İçimizdeki Derin Sızı: Gazetecilerin Örgütlenme Hakkı
İpek Yezdani – KGK Etik Kurulu Üyesi
Journo.com.tr’de yayımlanan haberi ilk gördüğüm andan itibaren, Şair Ümit Yaşar Oğuzcan’ın bir şiirinde dediği gibi “İçimde derin bir sızı kaldı.” Peki neydi beni hüzünlendiren ama bazı İngiliz meslektaşlarımızı sevindiren bu haber? İngiliz Financial Times gazetesi bu yıl her çalışanına 5600 sterlin, yani bugünün kuruyla yaklaşık 102 bin TL yılbaşı ikramiyesi ödeyeceğini açıklamıştı.

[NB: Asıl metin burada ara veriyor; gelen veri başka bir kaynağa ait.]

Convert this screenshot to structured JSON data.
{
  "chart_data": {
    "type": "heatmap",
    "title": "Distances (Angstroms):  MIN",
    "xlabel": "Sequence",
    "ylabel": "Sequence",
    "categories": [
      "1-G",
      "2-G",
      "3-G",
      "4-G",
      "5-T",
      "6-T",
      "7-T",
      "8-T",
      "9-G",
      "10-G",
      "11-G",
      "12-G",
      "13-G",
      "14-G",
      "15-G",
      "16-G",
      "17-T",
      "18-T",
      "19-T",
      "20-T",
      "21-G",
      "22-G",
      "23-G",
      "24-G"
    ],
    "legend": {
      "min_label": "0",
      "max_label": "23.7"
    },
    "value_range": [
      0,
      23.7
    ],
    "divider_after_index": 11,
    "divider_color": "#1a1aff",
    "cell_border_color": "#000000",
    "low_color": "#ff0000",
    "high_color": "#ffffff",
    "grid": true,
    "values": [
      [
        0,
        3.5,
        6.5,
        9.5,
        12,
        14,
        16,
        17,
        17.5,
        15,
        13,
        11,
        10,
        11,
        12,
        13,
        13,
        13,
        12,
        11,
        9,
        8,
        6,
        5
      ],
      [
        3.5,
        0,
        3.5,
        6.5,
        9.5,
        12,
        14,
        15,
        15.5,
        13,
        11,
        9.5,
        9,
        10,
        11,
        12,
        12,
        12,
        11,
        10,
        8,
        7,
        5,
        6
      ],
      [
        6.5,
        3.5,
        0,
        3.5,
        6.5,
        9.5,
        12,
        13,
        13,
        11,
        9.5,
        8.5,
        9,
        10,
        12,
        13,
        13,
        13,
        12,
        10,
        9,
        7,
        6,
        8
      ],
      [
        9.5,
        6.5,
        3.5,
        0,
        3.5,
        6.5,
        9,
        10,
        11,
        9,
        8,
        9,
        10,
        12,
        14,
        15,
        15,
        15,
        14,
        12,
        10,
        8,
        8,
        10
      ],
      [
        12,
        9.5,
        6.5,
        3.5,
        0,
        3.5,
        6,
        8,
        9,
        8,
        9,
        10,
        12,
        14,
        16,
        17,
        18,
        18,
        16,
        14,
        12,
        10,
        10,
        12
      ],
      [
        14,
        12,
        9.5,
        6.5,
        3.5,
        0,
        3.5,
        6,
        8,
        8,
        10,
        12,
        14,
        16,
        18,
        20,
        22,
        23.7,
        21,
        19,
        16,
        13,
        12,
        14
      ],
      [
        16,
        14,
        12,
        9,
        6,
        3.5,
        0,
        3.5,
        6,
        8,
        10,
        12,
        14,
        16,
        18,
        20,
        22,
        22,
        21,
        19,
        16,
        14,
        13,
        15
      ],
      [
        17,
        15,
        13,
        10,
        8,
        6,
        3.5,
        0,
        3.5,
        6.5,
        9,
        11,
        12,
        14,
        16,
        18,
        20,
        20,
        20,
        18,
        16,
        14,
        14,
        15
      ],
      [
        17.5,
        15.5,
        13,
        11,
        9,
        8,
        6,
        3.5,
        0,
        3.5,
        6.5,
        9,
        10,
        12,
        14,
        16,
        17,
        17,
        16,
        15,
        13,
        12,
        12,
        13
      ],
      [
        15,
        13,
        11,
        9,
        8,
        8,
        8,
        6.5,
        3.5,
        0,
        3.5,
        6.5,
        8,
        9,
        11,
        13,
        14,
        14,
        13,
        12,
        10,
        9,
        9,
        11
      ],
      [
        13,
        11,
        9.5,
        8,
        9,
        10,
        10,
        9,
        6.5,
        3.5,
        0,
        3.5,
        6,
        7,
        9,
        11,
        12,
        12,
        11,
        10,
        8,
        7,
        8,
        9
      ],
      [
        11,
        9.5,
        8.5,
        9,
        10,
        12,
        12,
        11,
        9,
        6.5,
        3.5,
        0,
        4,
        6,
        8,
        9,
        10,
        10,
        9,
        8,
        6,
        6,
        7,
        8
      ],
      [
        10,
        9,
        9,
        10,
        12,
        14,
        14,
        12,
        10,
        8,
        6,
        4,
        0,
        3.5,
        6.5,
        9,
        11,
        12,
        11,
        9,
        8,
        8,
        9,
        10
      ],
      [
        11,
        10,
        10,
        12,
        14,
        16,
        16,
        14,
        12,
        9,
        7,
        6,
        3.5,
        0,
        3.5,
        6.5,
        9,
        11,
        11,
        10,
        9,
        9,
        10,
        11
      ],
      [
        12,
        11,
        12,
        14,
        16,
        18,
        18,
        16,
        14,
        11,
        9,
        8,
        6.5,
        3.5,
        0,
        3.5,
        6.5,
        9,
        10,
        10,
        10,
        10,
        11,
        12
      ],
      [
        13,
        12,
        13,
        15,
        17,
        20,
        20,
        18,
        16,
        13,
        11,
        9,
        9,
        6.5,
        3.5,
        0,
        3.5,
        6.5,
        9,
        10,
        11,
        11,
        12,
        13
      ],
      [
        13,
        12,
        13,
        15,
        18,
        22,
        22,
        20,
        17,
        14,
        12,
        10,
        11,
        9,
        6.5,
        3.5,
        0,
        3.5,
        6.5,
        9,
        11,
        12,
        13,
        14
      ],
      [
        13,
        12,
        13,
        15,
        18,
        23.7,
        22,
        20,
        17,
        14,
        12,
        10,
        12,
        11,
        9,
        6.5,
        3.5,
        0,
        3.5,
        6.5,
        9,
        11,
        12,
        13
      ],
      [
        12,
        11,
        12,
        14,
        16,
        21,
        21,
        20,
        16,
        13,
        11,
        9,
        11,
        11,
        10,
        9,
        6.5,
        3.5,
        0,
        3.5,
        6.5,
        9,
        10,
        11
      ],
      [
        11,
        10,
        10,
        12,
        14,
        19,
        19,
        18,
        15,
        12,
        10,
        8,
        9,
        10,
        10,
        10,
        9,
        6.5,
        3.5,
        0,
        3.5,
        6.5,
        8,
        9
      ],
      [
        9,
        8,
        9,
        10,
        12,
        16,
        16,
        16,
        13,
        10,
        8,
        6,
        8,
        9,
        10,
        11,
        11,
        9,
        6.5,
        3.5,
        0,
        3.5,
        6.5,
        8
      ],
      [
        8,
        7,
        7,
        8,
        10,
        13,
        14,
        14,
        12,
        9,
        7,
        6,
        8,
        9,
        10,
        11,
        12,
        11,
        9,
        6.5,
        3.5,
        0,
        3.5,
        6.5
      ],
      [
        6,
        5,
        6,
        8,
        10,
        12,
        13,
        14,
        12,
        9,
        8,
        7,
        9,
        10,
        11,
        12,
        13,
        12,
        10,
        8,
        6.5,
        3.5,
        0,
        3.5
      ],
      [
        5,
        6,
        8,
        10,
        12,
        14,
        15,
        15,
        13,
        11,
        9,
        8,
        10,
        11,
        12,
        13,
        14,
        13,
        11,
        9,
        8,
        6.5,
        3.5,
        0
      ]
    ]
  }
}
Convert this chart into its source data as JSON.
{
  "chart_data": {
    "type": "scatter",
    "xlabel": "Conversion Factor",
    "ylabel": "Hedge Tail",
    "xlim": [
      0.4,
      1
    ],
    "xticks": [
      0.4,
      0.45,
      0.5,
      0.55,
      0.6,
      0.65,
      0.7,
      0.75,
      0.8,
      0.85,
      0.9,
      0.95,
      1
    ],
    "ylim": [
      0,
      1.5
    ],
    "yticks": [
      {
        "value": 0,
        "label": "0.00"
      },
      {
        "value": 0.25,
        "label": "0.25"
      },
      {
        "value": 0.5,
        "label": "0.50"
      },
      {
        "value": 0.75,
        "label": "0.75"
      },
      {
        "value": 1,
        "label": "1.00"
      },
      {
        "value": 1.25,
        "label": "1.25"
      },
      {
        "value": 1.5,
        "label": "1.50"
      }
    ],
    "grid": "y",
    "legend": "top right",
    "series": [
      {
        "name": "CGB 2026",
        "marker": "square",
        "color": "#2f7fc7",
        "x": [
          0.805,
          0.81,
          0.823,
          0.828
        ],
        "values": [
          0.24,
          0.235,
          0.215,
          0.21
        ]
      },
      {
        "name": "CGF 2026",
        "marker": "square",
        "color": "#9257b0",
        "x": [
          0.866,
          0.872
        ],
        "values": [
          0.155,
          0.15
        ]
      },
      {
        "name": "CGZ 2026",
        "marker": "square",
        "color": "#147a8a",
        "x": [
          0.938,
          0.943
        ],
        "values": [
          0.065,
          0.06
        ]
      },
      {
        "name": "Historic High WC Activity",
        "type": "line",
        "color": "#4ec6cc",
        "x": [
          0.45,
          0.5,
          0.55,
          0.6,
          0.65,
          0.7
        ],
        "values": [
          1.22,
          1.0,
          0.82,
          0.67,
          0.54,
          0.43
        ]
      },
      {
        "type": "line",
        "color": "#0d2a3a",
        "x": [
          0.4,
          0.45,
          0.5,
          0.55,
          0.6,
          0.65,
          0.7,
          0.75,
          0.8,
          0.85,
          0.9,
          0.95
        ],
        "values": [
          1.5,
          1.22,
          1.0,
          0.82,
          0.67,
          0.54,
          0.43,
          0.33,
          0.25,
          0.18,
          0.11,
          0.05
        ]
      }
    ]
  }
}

Habere göre, Financial Times’ın baş yöneticisi John Ridding, tüm şirket çalışanlarına gönderdiği e-postada, “zorlu ortama rağmen 2021’de gösterdikleri başarılı performans” için teşekkür etti. Ridding şu ifadeleri kullandı:
“Son çeyrekteki gelir beklentilerimizi ciddi oranda aştığımızı ve bu yılı planlanandan çok daha yüksek bir kâr ile kapatacağımızı size söylemekten mutluyum. Tüm birimler ve bölümler iyi bir performans gösterdi ve salgının yarattığı şoklardan güçlü bir biçimde çıktı. Etkileşim ve abonelikler yaz sonrası dönemde etkileyici bir seyir izledi. Editöryel kusursuzluk, örnek bir iş performansı, işbirliği, yenilikçilik ve yoğun bir emek, yelkenlerimizi dolduran rüzgârla bir araya gelince bu başarı doğdu. Bu ölçekte bir başarının mutlaka ödüllendirilmesi gerekir.”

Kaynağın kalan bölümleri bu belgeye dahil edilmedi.